No Place Like Home? The Houston Astros, Washington Nationals, and When Home Field Advantage Might Hurt More Than It Helps
It wasn’t long after Sunday night’s World Series Game 5 came to an end that I sat down to write this.
Between the Series returning to Washington DC for the first time in six decades, President Trump being booed by some fans, and two Instagram models being ejected for flashing Gerrit Cole during the seventh inning, it was a game with more than a few storylines.
But the weirdest one might just be the biggest:
Through FIVE games of this World Series, neither home team has won a game.
The last time the road team won the first five games of the Series, it was the Braves and the Yankees in 1996. Atlanta jumped out to an early two-game lead, then dropped four straight to give the Yankees another ring for the dynasty.
This year the Nationals jumped out to a two-game lead in Houston, outscoring the favored Astros 17-1. Then, over the weekend, Houston returned the favor with a little something extra—they swept all three games on the Nats’ home turf by a combined score of 19-3.
Tonight, Houston hosts Game 6. They’re hoping the “home field” advantage finally shows up—but I’m not sure they should.
I actually wonder if being at home might be bad for a team’s chances.
Before you tweet me your sports hot takes, let me explain my thinking. Sure, conventional wisdom says that playing in front of a friendly crowd gives the home team a distinct advantage because of the challenges of crowd noise. I’ve been to enough stadiums in my career where the noise was definitely a factor; and if that were the extent of the “home field” advantage, then maybe I’d concede the point.
But that’s not all people cite as part of the advantage.
They also cite the home team’s ability to avoid the hassle of travel. Whether it’s avoiding planes, buses, hotels, or restaurant food, the single biggest advantage to playing at home is apparently the ability to stay firmly within your comfort zone.
I’ve studied high performance in sports for years now, and regardless of whether you’re talking about individuals or teams, one of the biggest qualities of high achievers is the ability to rally as a group and thrive under pressure.
I thought about that as the World Series narratives came into focus: before the first pitch of Game One, it was all about the Amazing Astros and their fans. The assumption was the environment that helped produce 107 regular-season wins would somehow subsume the Nationals and push the ‘Stros to victory, especially with Cole and Justin Verlander on the mound in Games One and Two.
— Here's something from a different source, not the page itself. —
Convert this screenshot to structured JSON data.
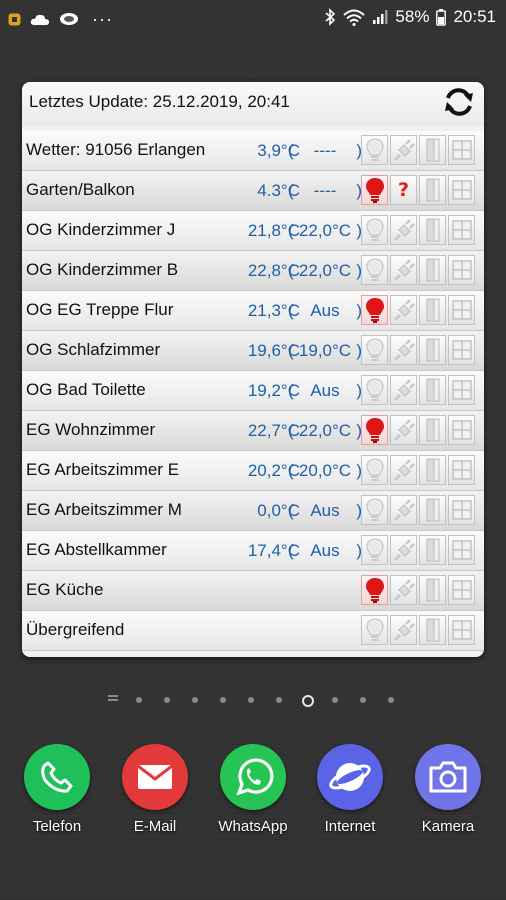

Then, once Washington smashed that narrative like a fastball down the middle, the story became the magical season of the Nationals—how they stumbled out of the gate early but came together down the stretch and were playing their best ball in October. Add to that the fact that DC is crazy about baseball and was hosting its first Series game since 1933, and pundits were already looking past a sweep and wondering if the Capital could handle a victory parade.
And now, nobody knows what to expect. I know I don’t.
But what I do know is that when players or teams let outside noise filter in, even seemingly harmless noise like the home-field-advantage cliché, then they are in danger of forgetting what really matters. The narrative may be nice, but it doesn’t earn you an extra out or give you a free run.
I also know that many teams perform better on the road because during a period where you feel you’re in “enemy territory” you just plain feel closer to the teammate to your right and left. And great leaders know how to maximize on that narrative.
Still, if you want to win, you have to do the work. You still must go out and perform.
But if you need to pretend like your hometown hates your guts in order to gain the edge to victory, then so be it. If you need to believe your opponent in business has some kind of built-in advantage to drive you to narrow your focus, use it.
I’ve known players bound for their sports’ Hall of Fame who still held onto a negative comment when they were a rookie. I’ve covered teams that were media darlings who still insisted in the clubhouse that “nobody believes in us.”
It’s fashionable to mock those narratives, but it’s hard to argue with their results. Unless you think players like Michael Jordan, Tom Brady, Serena Williams or Tiger Woods are overrated.
In the end, the stories we tell ourselves drastically impact our pursuit of Greatness. Which makes me curious—what story are you telling yourself?
Are you coasting because everyone else says you’re great? Have you settled for a narrative of comfortable platitudes?
I’ll be watching tonight to see if Houston can continue their winning ways and clinch their second World Series in three years, but I won’t be surprised if Washington pushes this to a Game Seven.
All I know is that the team who wins will come away with the better story—because they told themselves a better story in order to get there.